Opt to Generate Meta Images from a Service

Instead of caching thumbnail and preview images locally at the expense of several kilobytes per index record, Voyager Administrators can opt to request these images in-line from remote tile map services (TMS). Normally these TMS will render the actual data described by the index, but since any valid TMS URL will suffice (provided it supports the records’ extent and SRS), it can provide context for the area in question without being related to the record.

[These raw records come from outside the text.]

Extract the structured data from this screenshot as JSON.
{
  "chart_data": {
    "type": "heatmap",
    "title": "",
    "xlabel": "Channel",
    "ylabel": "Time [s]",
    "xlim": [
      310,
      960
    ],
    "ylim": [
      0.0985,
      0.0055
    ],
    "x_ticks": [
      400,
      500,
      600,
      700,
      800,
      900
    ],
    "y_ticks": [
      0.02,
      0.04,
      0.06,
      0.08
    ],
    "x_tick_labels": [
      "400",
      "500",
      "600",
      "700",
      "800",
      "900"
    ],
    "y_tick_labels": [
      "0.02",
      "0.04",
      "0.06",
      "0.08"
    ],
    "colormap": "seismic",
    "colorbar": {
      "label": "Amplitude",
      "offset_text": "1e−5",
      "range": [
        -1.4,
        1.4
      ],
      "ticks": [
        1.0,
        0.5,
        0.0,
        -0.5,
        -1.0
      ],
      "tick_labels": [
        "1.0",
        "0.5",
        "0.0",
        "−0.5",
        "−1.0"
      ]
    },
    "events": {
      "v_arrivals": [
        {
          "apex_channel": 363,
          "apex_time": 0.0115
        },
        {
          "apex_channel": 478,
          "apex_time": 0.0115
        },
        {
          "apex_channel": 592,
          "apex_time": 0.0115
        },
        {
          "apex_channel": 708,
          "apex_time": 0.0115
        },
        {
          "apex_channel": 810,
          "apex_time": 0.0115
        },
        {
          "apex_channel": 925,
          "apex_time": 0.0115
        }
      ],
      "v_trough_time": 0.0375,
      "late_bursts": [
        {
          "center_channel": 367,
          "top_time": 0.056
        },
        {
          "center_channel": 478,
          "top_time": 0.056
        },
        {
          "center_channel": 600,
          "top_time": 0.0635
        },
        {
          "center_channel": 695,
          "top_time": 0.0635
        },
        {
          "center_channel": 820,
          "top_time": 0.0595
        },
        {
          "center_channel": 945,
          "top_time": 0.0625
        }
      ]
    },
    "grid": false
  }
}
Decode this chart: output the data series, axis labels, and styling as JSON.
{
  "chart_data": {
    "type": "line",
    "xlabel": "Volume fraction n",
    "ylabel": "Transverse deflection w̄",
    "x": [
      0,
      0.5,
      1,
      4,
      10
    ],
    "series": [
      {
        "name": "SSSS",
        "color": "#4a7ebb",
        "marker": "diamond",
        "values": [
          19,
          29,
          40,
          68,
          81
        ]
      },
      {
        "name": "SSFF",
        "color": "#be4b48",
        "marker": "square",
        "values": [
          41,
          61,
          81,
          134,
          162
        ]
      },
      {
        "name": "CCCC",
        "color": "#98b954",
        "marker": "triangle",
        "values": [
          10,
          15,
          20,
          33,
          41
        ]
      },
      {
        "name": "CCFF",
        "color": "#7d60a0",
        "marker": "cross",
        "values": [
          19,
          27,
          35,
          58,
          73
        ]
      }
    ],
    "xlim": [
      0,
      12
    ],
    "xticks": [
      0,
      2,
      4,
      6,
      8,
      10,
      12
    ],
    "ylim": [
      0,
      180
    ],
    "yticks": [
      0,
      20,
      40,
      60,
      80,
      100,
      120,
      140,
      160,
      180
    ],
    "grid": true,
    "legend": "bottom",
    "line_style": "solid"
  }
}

To specify a remote TMS for thumbnail/preview creation site-wide, navigate to Manage Voyager > Discovery > Discovery Configuration > Thumbnails tab in the Default Settings section, and select the Draw Thumbnail from Webservice option and provide a suitable URL.

Alternatively, to specify a remote TMS for thumbnail/preview creation for a specific location, navigate to the Thumbnails tab for an individual location’s settings, and select the Draw Thumbnail from Webservice option and provide a suitable URL.

Relocate Meta Files to a Remote Network Site

Meta file retrieval will also benefit from hardware that supports faster output. For optimal performance, you can locate (or relocate) your meta files on a solid state drive (SSD) or high speed (RPM) hard disk drives (HDD).

To relocate your meta files to a new location, independent of your Voyager Search web-server:

  1. Stop the Voyager Search service / system process

  2. Edit the file <VoyagerInstallPath>\server_<version>\app\Voyager.vmoptions

  3. Enter a new path for the Voyager meta directory parameter (-Dmeta.dir) - This can be an absolute path (to a mapped drive), a relative path (shown), or a UNC to a network share.

  4. Alternatively, you can enter a new path for the entire Voyager data directory parameter (index, meta, and logs etc.) (-Ddata.dir).